También nosotros alabamos juntos a Dios por todo lo que ha hecho por la humilde Esclava del Señor. Le glorificamos, le damos gracias. ¿Acaso no deberemos repetir también nosotros como María: ha hecho cosas grandes en mí? Porque lo que ha hecho en Ella, lo ha hecho para nosotros y, por lo tanto, también lo ha hecho en nosotros. Por nosotros se ha hecho hombre, nos ha traído la gracia y la verdad. Hace de nosotros hijos de Dios y herederos del cielo. Por consiguiente, nuestro reto de todos los días es responder a las cosas grandes que Dios ha hecho y hace diariamente en nuestra vida por María.
Viernes
Lc 1, 57-66
El nacimiento de Juan el Bautista. El Evangelio que hemos escuchado, sobre el nacimiento de Juan el Bautista, ya nos anuncia el nacimiento de Jesús. Y es que, también así, la liturgia busca decirnos que Juan Bautista es el que prepara el camino del Señor, y deberá convertirse en el heraldo del Mesías, de aquel que la Virgen de Nazaret ha concebido por obra del Espíritu Santo.

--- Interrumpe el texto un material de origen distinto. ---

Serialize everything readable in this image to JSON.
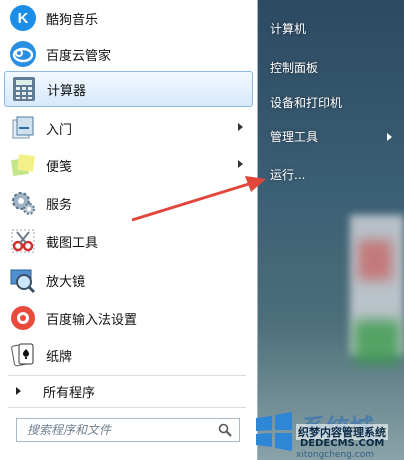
{
  "left_items": [
    {
      "label": "酷狗音乐",
      "icon": "kugou-music-icon"
    },
    {
      "label": "百度云管家",
      "icon": "baidu-cloud-icon"
    },
    {
      "label": "计算器",
      "icon": "calculator-icon"
    },
    {
      "label": "入门",
      "icon": "getting-started-icon"
    },
    {
      "label": "便笺",
      "icon": "sticky-notes-icon"
    },
    {
      "label": "服务",
      "icon": "services-gear-icon"
    },
    {
      "label": "截图工具",
      "icon": "snipping-tool-icon"
    },
    {
      "label": "放大镜",
      "icon": "magnifier-icon"
    },
    {
      "label": "百度输入法设置",
      "icon": "baidu-ime-settings-icon"
    },
    {
      "label": "纸牌",
      "icon": "solitaire-icon"
    }
  ],
  "all_programs": "所有程序",
  "search": {
    "placeholder": "搜索程序和文件"
  },
  "right_items": [
    {
      "label": "计算机"
    },
    {
      "label": "控制面板"
    },
    {
      "label": "设备和打印机"
    },
    {
      "label": "管理工具"
    },
    {
      "label": "运行..."
    }
  ],
  "watermark": {
    "brand": "系统城",
    "line1": "织梦内容管理系统",
    "line2": "DEDECMS.COM",
    "line3": "xitongcheng.com"
  },
  "colors": {
    "selection": "#d6e9fb",
    "arrow": "#e0463c"
  }
}
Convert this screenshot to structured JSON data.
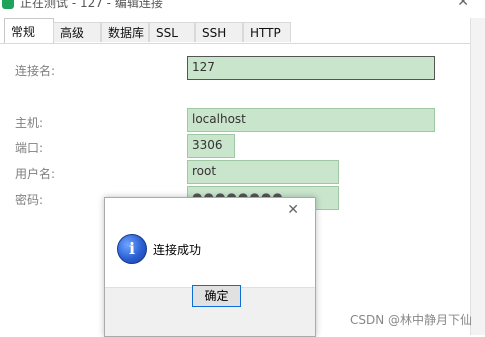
{
  "window": {
    "title": "正在测试 - 127 - 编辑连接"
  },
  "tabs": [
    {
      "label": "常规",
      "active": true
    },
    {
      "label": "高级",
      "active": false
    },
    {
      "label": "数据库",
      "active": false
    },
    {
      "label": "SSL",
      "active": false
    },
    {
      "label": "SSH",
      "active": false
    },
    {
      "label": "HTTP",
      "active": false
    }
  ],
  "form": {
    "connection_name_label": "连接名:",
    "connection_name_value": "127",
    "host_label": "主机:",
    "host_value": "localhost",
    "port_label": "端口:",
    "port_value": "3306",
    "user_label": "用户名:",
    "user_value": "root",
    "password_label": "密码:",
    "password_value": "●●●●●●●●"
  },
  "dialog": {
    "message": "连接成功",
    "ok_label": "确定",
    "close_glyph": "✕"
  },
  "watermark": "CSDN @林中静月下仙",
  "colors": {
    "field_fill": "#c9e5cc",
    "accent": "#0b6ed8"
  },
  "icons": {
    "app": "navicat-app-icon",
    "info": "info-icon"
  }
}
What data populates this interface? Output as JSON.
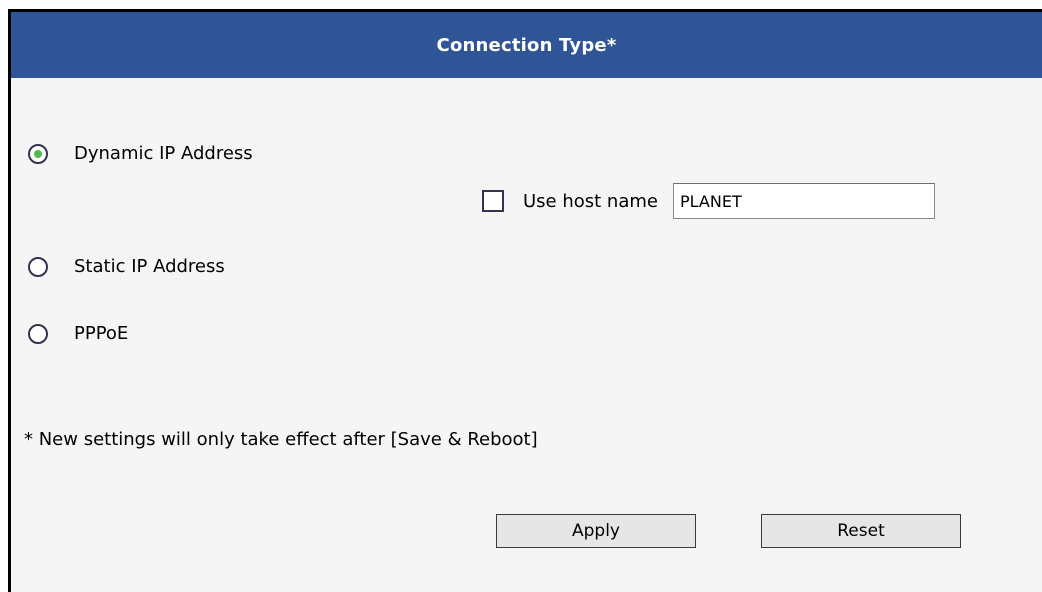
{
  "header": {
    "title": "Connection Type*"
  },
  "connection_options": [
    {
      "label": "Dynamic IP Address",
      "selected": true
    },
    {
      "label": "Static IP Address",
      "selected": false
    },
    {
      "label": "PPPoE",
      "selected": false
    }
  ],
  "host_name": {
    "label": "Use host name",
    "checked": false,
    "value": "PLANET"
  },
  "note": "* New settings will only take effect after [Save & Reboot]",
  "buttons": {
    "apply": "Apply",
    "reset": "Reset"
  },
  "colors": {
    "header_bg": "#2f5597",
    "panel_bg": "#f5f5f5",
    "radio_selected": "#4dbb4d"
  }
}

El nacimiento de Juan ha sido rodeado por varios signos prodigiosos: los padres ya no tenían edad para tener hijos; además, Zacarías se queda mudo en el Templo y sólo recobra el habla cuando le pone a su hijo el nombre de Juan. Tan llamativo era lo que pasaba que “se apoderó de todos sus vecinos el temor y se comentaban estos acontecimientos por toda la montaña de Judea”.
Mañana por la noche será la Nochebuena, el momento de revitalizar el nacimiento de Jesús en nuestro corazón. Y así como los vecinos de Juan Bautista descubrieron, que las señales que acompañaban a Juan Bautista anunciaban cosas grandes en él, a nosotros nos corresponde descubrir mañana en el niño de Belén la señal de Dios en la sencillez. La señal de Dios es el niño. La señal de Dios es que Él se hace pequeño por nosotros. Éste es su modo de reinar. Él no viene con poderío y grandiosidad, externas. Viene como niño inerme y necesitado de nuestra ayuda. No quiere abrumarnos con la fuerza. Nos evita el temor ante su grandeza. Pide nuestro amor: por eso se hace niño. No quiere de nosotros más que nuestro amor, a través del cual aprendemos espontáneamente a entrar en sus sentimientos, en su pensamiento y en su voluntad: aprendamos a vivir con Él y a practicar también con Él la humildad de la renuncia que es parte esencial del amor. Sigamos reparando el corazón para que mañana nazca para todos la luz del amor, para que nosotros podamos comprenderlo, acogerlo, amarlo.
Sábado 24 de diciembre, Misa matutina
Lc 1, 67-79
Nos visitará el solo que nace de lo alto. En la ya inminente cercanía de la Navidad, hemos escuchado el cántico de Zacarías, el Benedictus: el cántico entonado por el padre de san Juan Bautista, Zacarías, cuando el nacimiento de ese hijo cambió su vida, disipando la duda por la que se había quedado mudo, un castigo significativo por su falta de fe y de alabanza.
Ahora, en cambio, Zacarías puede celebrar a Dios que salva, y lo hace con este himno, recogido por el evangelista san Lucas en una forma que ciertamente refleja su uso litúrgico en el seno de la comunidad cristiana de los orígenes (cf. Lc 1, 68-79).
El mismo evangelista lo define como un canto profético, surgido del soplo del Espíritu Santo (cf. Lc 1, 67). En efecto, nos hallamos ante una bendición que proclama las acciones salvíficas y la liberación ofrecida por el Señor a su pueblo.
Con Cristo aparecerá la luz que ilumina a toda criatura (cf. Jn 1, 9) y florece la vida, como dirá el evangelista san Juan uniendo precisamente estas dos realidades: “En él estaba la vida y la vida era la luz de los hombres” (Jn 1, 4).
Caminemos hacia el portal de Belén, teniendo como punto de referencia la luz, que nos nacerá de lo alto, Jesucristo nuestro Señor; y nuestros pasos inciertos, que durante el día a menudo se desvían por senderos oscuros y resbaladizos, han de ser sostenidos por la claridad de la verdad que Cristo difunde en el mundo y en la historia, en cada hombre.